00:05Il est 8h15, l'interview d'Amandine Bégaud au coeur de l'actualité ce matin, l'incompréhension et la colère
00:10après la mort hier d'un ado de 16 ans. C'était lors d'une RICS devant un lycée parisien.
00:14Pour en parler, pour essayer de comprendre comment on en arrive là, vous avez choisi d'inviter Jean-Pierre Rosenzweig.
00:19Il a présidé pendant des années le tribunal pour enfants de Bobigny. Bonjour et bienvenue à vous.
00:23Bonjour.
00:24Merci.
00:25Et bienvenue au tribunal de Bobigny qui est le plus grand tribunal pour enfants de France. Vous avez vu défiler...
00:29Aucun mérite. C'est le seul tribunal pour un grand département.
00:33Voilà. Et vous avez vu défiler des milliers d'enfants et d'adolescents dans votre bureau.
00:39C'est aussi pour ça que votre regard nous intéresse.
00:43Thomas parlait à l'instant de cette RICS et de ce jeune de 16 ans tué hier en plein Paris.
00:48Ce week-end, c'est une adolescente de 15 ans qui a été tuée à coup de couteau à Limoges.
00:52Celui qu'il a tué, 15 ans aussi, a expliqué vouloir lui voler son téléphone portable.
00:55Alors bien sûr, ce sont deux histoires qui n'ont rien à voir. Complètement différentes.
00:59Mais nous, en tant que spectateur de tout ça, on est frappé à la fois par la violence, par l'usage d'armes blanches,
01:05par le très jeune âge aussi des victimes, des agresseurs. Est-ce que tout ça, c'est nouveau ?
01:09Ah non. Non, non, non. C'est pas nouveau. Non, non. Il y a un effet de loupe.
01:13Et puis en plus, quand les événements se croisent ou se chevauchent dans le même temps...
01:19Il y a 6 mois, sur une semaine, il y a eu 4 ou 5 affaires qui ont mis en cause des adolescents qui ont tué.
01:26Dans des conditions tout à fait... Là, il y a un effet de loupe.
01:29Ça ne veut pas dire qu'il faut ignorer l'importance et les enjeux autour de ces situations.
01:35Mais des histoires de rixes entre bandes, il y en a toujours eu.
01:41Sauf que là, les chiffres, en tout cas ceux de la préfecture de Paris,
01:44disent plus de 10% de rixes en Ile-de-France au cours de cette dernière année.
01:49Avec un nombre de victimes plus important. Ça veut dire des rixes aussi plus violentes.
01:54Vous les avez vus évoluer, ces jeunes ? Est-ce que les jeunes d'aujourd'hui sont différents de ceux que vous voyez dans votre bureau il y a 10 ou 15 ans ?
02:00Ce qui est sûr, d'une manière générale, dépassant les drames de ces jours-ci,
02:06il y a plus de violence dans le comportement des jeunes aujourd'hui que par le passé.

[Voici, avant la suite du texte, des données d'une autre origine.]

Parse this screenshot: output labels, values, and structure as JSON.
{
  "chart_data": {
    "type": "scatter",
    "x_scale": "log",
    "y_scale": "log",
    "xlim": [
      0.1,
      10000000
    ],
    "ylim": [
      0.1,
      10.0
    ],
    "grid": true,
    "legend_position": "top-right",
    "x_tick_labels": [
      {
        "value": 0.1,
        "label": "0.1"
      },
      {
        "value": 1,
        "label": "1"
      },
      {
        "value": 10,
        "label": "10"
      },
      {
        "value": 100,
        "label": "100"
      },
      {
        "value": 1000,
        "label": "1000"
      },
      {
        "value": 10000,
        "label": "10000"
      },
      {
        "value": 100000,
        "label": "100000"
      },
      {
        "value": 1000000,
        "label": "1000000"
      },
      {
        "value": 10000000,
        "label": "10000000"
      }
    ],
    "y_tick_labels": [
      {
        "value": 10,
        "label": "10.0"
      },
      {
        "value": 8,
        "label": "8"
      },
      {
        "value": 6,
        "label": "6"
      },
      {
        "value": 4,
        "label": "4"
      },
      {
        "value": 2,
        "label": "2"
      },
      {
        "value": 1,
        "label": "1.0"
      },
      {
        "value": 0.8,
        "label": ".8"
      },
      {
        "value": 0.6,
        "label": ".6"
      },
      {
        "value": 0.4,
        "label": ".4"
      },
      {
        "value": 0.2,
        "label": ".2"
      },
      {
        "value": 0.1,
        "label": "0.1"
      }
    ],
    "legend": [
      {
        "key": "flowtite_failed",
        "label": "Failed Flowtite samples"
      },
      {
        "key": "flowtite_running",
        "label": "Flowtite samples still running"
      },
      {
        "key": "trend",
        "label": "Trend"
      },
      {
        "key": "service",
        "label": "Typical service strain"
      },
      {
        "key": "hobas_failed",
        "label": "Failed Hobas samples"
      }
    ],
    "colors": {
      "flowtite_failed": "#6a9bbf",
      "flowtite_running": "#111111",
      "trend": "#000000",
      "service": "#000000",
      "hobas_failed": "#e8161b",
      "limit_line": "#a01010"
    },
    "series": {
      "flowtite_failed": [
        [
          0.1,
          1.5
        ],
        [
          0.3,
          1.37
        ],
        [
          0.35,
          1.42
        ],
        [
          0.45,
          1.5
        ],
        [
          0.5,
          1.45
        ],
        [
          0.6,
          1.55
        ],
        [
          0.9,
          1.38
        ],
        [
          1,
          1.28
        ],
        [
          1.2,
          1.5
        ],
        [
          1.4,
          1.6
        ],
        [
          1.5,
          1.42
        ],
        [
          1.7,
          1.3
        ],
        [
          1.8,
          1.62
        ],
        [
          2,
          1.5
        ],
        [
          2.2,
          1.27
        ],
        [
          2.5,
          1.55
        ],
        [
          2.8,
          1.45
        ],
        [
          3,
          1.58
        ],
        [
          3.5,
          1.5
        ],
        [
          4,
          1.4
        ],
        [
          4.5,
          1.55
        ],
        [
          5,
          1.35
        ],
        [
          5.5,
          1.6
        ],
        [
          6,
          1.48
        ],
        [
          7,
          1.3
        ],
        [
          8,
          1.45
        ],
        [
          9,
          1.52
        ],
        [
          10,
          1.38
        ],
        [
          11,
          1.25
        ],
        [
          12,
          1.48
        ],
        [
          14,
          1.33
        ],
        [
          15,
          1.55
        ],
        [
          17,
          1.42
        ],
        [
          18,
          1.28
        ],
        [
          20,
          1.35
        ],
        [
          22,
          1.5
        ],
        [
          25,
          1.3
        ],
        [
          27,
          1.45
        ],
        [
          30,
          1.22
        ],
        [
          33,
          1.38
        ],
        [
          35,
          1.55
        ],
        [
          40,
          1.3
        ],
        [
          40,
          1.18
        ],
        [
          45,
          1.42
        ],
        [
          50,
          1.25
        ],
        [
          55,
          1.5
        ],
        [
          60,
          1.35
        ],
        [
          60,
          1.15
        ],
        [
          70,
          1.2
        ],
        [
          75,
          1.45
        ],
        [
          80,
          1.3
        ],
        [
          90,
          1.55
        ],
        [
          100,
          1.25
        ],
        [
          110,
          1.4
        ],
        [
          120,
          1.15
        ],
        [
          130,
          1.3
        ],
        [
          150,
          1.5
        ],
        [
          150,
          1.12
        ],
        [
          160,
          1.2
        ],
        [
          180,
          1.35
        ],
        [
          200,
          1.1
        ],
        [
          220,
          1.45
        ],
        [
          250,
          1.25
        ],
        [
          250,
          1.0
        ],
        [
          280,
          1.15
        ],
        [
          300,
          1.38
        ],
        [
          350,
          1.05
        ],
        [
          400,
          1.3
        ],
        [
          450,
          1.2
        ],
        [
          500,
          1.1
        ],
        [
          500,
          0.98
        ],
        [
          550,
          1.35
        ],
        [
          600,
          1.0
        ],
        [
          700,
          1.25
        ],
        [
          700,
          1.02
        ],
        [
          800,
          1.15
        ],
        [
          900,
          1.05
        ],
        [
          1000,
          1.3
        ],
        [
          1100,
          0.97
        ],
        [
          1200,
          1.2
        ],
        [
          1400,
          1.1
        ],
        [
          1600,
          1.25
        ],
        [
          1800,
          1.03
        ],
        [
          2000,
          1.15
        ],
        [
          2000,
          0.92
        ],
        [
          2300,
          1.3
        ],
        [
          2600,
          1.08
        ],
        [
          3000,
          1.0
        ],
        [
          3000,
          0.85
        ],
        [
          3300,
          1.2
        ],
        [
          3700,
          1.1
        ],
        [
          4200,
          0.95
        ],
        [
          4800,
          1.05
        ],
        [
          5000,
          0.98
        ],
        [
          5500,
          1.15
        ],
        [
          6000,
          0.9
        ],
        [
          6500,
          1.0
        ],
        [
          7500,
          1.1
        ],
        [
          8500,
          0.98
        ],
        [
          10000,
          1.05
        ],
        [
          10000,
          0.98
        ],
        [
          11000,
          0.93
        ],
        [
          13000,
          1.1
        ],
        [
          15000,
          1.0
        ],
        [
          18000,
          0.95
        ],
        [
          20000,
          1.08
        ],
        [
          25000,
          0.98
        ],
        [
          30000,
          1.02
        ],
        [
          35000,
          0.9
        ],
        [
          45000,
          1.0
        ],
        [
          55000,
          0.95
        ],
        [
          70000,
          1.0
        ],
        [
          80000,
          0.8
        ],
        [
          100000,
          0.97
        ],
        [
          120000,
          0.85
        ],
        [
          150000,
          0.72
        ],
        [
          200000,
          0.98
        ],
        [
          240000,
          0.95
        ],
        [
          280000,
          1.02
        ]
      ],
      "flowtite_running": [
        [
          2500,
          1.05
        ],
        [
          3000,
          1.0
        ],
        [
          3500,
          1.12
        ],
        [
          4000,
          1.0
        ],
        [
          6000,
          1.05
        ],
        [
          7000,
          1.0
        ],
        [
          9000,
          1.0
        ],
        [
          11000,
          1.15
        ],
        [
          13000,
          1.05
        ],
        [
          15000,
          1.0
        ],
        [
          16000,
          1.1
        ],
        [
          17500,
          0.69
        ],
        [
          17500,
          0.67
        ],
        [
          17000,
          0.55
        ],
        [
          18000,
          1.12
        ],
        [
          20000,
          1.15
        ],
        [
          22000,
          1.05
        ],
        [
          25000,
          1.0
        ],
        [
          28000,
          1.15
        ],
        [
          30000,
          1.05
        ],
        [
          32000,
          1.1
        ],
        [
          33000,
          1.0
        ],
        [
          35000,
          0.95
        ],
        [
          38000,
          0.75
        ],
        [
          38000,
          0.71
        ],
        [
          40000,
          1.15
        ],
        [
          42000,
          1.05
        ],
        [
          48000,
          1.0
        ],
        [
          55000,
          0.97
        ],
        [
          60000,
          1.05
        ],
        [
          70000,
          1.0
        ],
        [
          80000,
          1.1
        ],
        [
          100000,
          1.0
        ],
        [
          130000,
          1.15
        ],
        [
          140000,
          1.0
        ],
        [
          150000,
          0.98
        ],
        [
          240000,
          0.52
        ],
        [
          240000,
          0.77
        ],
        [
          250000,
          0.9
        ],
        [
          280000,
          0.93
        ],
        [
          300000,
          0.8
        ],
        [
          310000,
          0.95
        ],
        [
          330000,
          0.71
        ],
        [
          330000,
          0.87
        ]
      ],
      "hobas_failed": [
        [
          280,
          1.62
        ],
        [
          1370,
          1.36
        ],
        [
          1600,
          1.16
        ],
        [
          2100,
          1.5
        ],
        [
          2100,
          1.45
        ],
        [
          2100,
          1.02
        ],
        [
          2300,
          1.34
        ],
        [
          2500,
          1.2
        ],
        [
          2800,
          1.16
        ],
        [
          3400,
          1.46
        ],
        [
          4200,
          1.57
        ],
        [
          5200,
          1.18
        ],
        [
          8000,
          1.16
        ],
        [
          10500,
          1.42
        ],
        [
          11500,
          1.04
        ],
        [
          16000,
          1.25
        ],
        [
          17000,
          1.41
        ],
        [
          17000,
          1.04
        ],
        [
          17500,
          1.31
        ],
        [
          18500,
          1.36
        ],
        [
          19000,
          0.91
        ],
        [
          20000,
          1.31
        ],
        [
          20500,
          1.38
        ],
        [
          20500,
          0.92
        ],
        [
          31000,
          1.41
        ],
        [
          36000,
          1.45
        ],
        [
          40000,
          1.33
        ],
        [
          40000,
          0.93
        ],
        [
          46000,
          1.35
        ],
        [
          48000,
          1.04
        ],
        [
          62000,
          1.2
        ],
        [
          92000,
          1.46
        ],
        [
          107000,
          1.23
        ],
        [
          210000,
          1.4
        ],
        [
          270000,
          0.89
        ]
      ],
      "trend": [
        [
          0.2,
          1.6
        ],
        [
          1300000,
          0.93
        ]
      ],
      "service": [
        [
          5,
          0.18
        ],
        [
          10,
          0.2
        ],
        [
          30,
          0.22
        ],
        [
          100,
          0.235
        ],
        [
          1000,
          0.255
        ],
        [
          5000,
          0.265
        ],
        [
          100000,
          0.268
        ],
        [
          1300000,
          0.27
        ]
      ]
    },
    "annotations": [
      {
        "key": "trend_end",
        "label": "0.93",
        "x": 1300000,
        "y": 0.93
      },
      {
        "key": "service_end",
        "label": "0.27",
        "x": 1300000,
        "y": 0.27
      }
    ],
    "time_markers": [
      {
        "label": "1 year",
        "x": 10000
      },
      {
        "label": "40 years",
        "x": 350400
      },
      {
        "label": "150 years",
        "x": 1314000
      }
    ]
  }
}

02:10Enfin, au moins dans le passé récent, parce qu'autant jadis, il y a eu aussi des comportements très très très violents.
02:16Et c'est vrai que ça nous choque, puisqu'on est dans une civilisation de plus en plus civilisée.
02:19On dialogue et on ne sort pas avec un couteau, normalement, ou avec une arme.
02:24Alors effectivement, il y a des phénomènes de bandes dans un certain nombre de lieux,
02:27notamment à Paris, mais pas qu'à Paris.
02:29À Paris, avec effectivement des guerres qui sont soit des guerres de territoire,
02:34soit des guerres autour des trafics de drogue, des problèmes de filles.
02:39Enfin, j'en passe et des meilleurs.
02:41Et effectivement, avec de plus en plus souvent des jeunes qui sortent, entre guillemets, avec des armes de défense.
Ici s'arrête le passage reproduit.